Nor is this miracle of resurrection performed once for all; He who raised us from the dead is continually raising us. It is one of the astonishing attributes of the Christian life that it is amenable to endless renewal; and it is well for us that it is so. The life of the Christian is not a steady ascent; it is---if it could be reduced to a graph---more like an average barometric chart, a thing of ups and downs. The saints and geniuses of the spiritual life have a great deal to say about what some of the call "dry seasons." All alike they tell us of periods in which God's face seemed to be withdrawn from them, when their spirits were arid and sterile, their spiritual impulses flickering and uncertain, when they had lost all sensitiveness to the normal stimuli of the spiritual life. For these times of depression there are many reasons---partly within us, partly without. They vary in intensity and in duration; and none of us ever escapes them. Not the saintliest soul has ever remained unbroken; the best of us make not infrequent and always unwelcome excursions into the valleys of twilight and despondency. But there is one thing which is universally true concerning the "dry season"---it always comes to an end. Easter comes round again to the soul; and the dark clouds disappear. New hope, new joy, new triumph, come to it---as it stands renewed and transfigured in the vivifying light of grace.
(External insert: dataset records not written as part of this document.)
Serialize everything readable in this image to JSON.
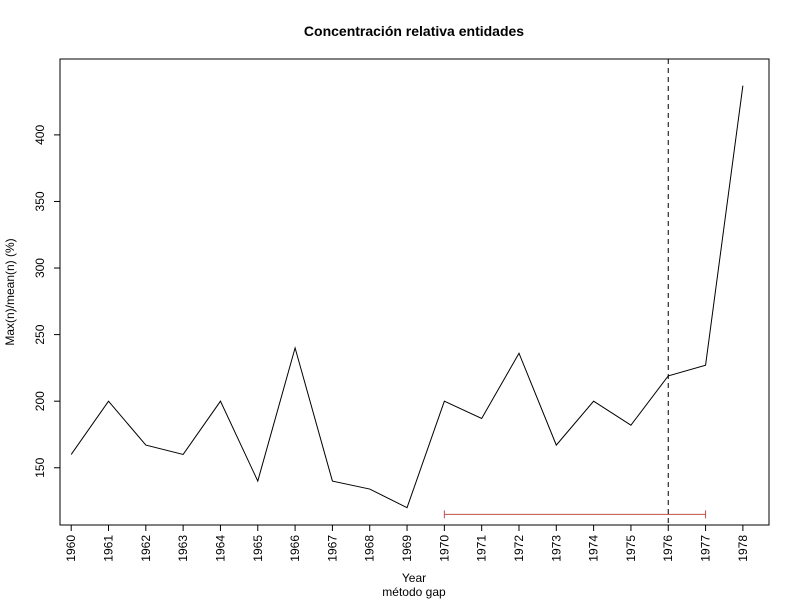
{
  "chart_data": {
    "type": "line",
    "title": "Concentración relativa entidades",
    "xlabel": "Year",
    "subtitle": "método gap",
    "ylabel": "Max(n)/mean(n) (%)",
    "x": [
      1960,
      1961,
      1962,
      1963,
      1964,
      1965,
      1966,
      1967,
      1968,
      1969,
      1970,
      1971,
      1972,
      1973,
      1974,
      1975,
      1976,
      1977,
      1978
    ],
    "x_tick_labels": [
      "1960",
      "1961",
      "1962",
      "1963",
      "1964",
      "1965",
      "1966",
      "1967",
      "1968",
      "1969",
      "1970",
      "1971",
      "1972",
      "1973",
      "1974",
      "1975",
      "1976",
      "1977",
      "1978"
    ],
    "series": [
      {
        "values": [
          160,
          200,
          167,
          160,
          200,
          140,
          240,
          140,
          134,
          120,
          200,
          187,
          236,
          167,
          200,
          182,
          219,
          227,
          437
        ],
        "color": "#000000"
      }
    ],
    "y_ticks": [
      150,
      200,
      250,
      300,
      350,
      400
    ],
    "y_tick_labels": [
      "150",
      "200",
      "250",
      "300",
      "350",
      "400"
    ],
    "xlim": [
      1959.7,
      1978.7
    ],
    "ylim": [
      107,
      457
    ],
    "vline": {
      "x": 1976,
      "style": "dashed",
      "color": "#000000"
    },
    "range_bar": {
      "x_start": 1970,
      "x_end": 1977,
      "y": 115,
      "color": "#c0504d"
    },
    "grid": false
  }
}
And surely this is what we should expect, since the God we trust is a God of resurrection.

And even when the soul's declension has been voluntary, it is still within the range of this renovating grace if it but return to God; and in some ways the backslider's welcome is the most amazing turn in the workings of God's love. That one who of his own choice has put his light out should be permitted to rekindle it, no, should be invited to rekindle it in the flame that he had spurned is surely the supreme triumph of mercy. But the genius of God's love is that it will not let us go, and God is ready, even longs, to exercise His power of renewal on any object that comes within its reach. Renewal is the joy of God.